A Senate committee has heard emotional testimony from South Australians living on the government’s unemployment benefit.
A diabetic South Australian woman has told a Senate inquiry she has to ration her use of insulin due to the financial difficulties of living on the government’s unemployment payment.
A Senate committee is currently looking into the rate of Newstart, which for a person who is single is currently $278 per week.
Rita Sacchetta, 54, has been unemployed since March and said living on the $40-per-day benefit is taking a heavy toll.
Ms Sacchetta said she regularly goes without food and rations her insulin so she can afford the medication.
“I’m angry," she told the inquiry in Adelaide.
“How am I supposed to move forward when every minute of every day is about surviving?
“There’s no hope. You have taken away any hope for a better life. And when there’s no hope, what is there?”
The jobless rate in South Australia is higher than the national average.
Two years ago the state was hit hard by the closure of car manufacturer Holden. Other manufacturing jobs have followed.
Gillian Aldridge, mayor of the City of Salisbury, said many people in her jurisdiction are doing it tough.
“Right through our areas we feed these people.
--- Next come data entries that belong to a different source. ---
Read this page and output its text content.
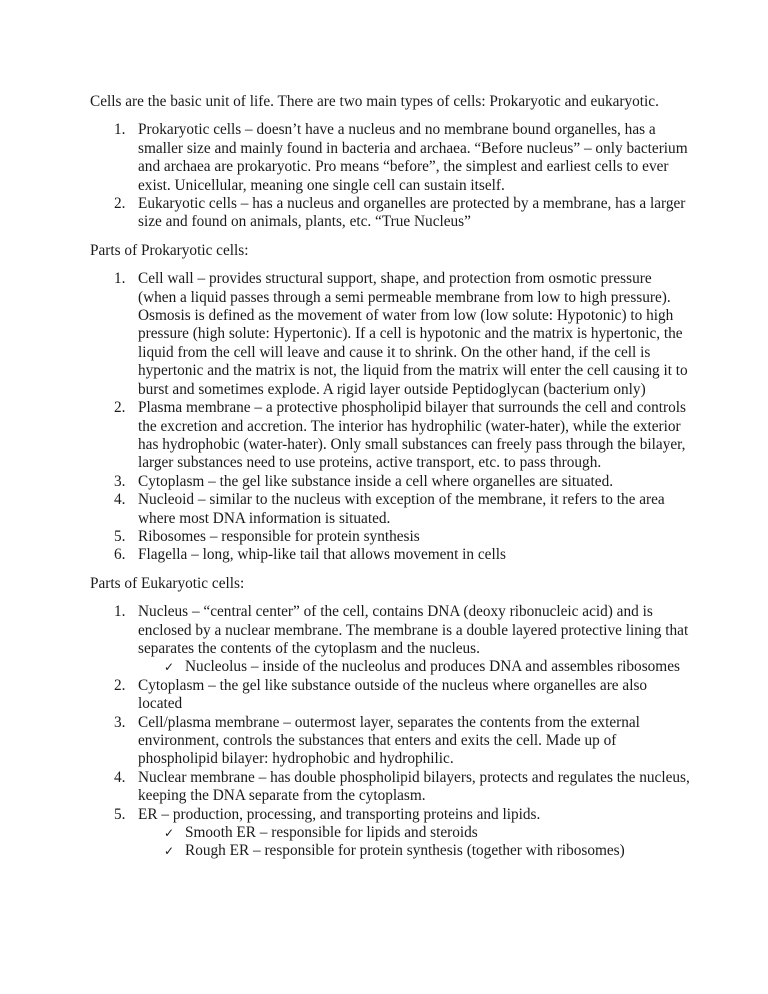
Cells are the basic unit of life. There are two main types of cells: Prokaryotic and eukaryotic.

1. Prokaryotic cells – doesn’t have a nucleus and no membrane bound organelles, has a smaller size and mainly found in bacteria and archaea. “Before nucleus” – only bacterium and archaea are prokaryotic. Pro means “before”, the simplest and earliest cells to ever exist. Unicellular, meaning one single cell can sustain itself.
2. Eukaryotic cells – has a nucleus and organelles are protected by a membrane, has a larger size and found on animals, plants, etc. “True Nucleus”

Parts of Prokaryotic cells:

1. Cell wall – provides structural support, shape, and protection from osmotic pressure (when a liquid passes through a semi permeable membrane from low to high pressure). Osmosis is defined as the movement of water from low (low solute: Hypotonic) to high pressure (high solute: Hypertonic). If a cell is hypotonic and the matrix is hypertonic, the liquid from the cell will leave and cause it to shrink. On the other hand, if the cell is hypertonic and the matrix is not, the liquid from the matrix will enter the cell causing it to burst and sometimes explode. A rigid layer outside Peptidoglycan (bacterium only)
2. Plasma membrane – a protective phospholipid bilayer that surrounds the cell and controls the excretion and accretion. The interior has hydrophilic (water-hater), while the exterior has hydrophobic (water-hater). Only small substances can freely pass through the bilayer, larger substances need to use proteins, active transport, etc. to pass through.
3. Cytoplasm – the gel like substance inside a cell where organelles are situated.
4. Nucleoid – similar to the nucleus with exception of the membrane, it refers to the area where most DNA information is situated.
5. Ribosomes – responsible for protein synthesis
6. Flagella – long, whip-like tail that allows movement in cells

Parts of Eukaryotic cells:

1. Nucleus – “central center” of the cell, contains DNA (deoxy ribonucleic acid) and is enclosed by a nuclear membrane. The membrane is a double layered protective lining that separates the contents of the cytoplasm and the nucleus.
✓ Nucleolus – inside of the nucleolus and produces DNA and assembles ribosomes
2. Cytoplasm – the gel like substance outside of the nucleus where organelles are also located
3. Cell/plasma membrane – outermost layer, separates the contents from the external environment, controls the substances that enters and exits the cell. Made up of phospholipid bilayer: hydrophobic and hydrophilic.
4. Nuclear membrane – has double phospholipid bilayers, protects and regulates the nucleus, keeping the DNA separate from the cytoplasm.
5. ER – production, processing, and transporting proteins and lipids.
✓ Smooth ER – responsible for lipids and steroids
✓ Rough ER – responsible for protein synthesis (together with ribosomes)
They do not have a place to sleep and they do not have a place to eat,” she said.
The rate of Newstart has not risen in real terms for over two decades and there are calls from all sides of politics for an increase of around $75 per week.
Ms Sacchetta said raising the rate would help her find work.
“I would be healthy because I would be eating, I would be healthy because I would be taking my medication," she said.
“I could go and get some interview clothes. I could go get my hair cut. I could look presentable. I could go and get a bus ticket.
“The job networks do not provide these things.”
The committee is due to report back to federal parliament in March.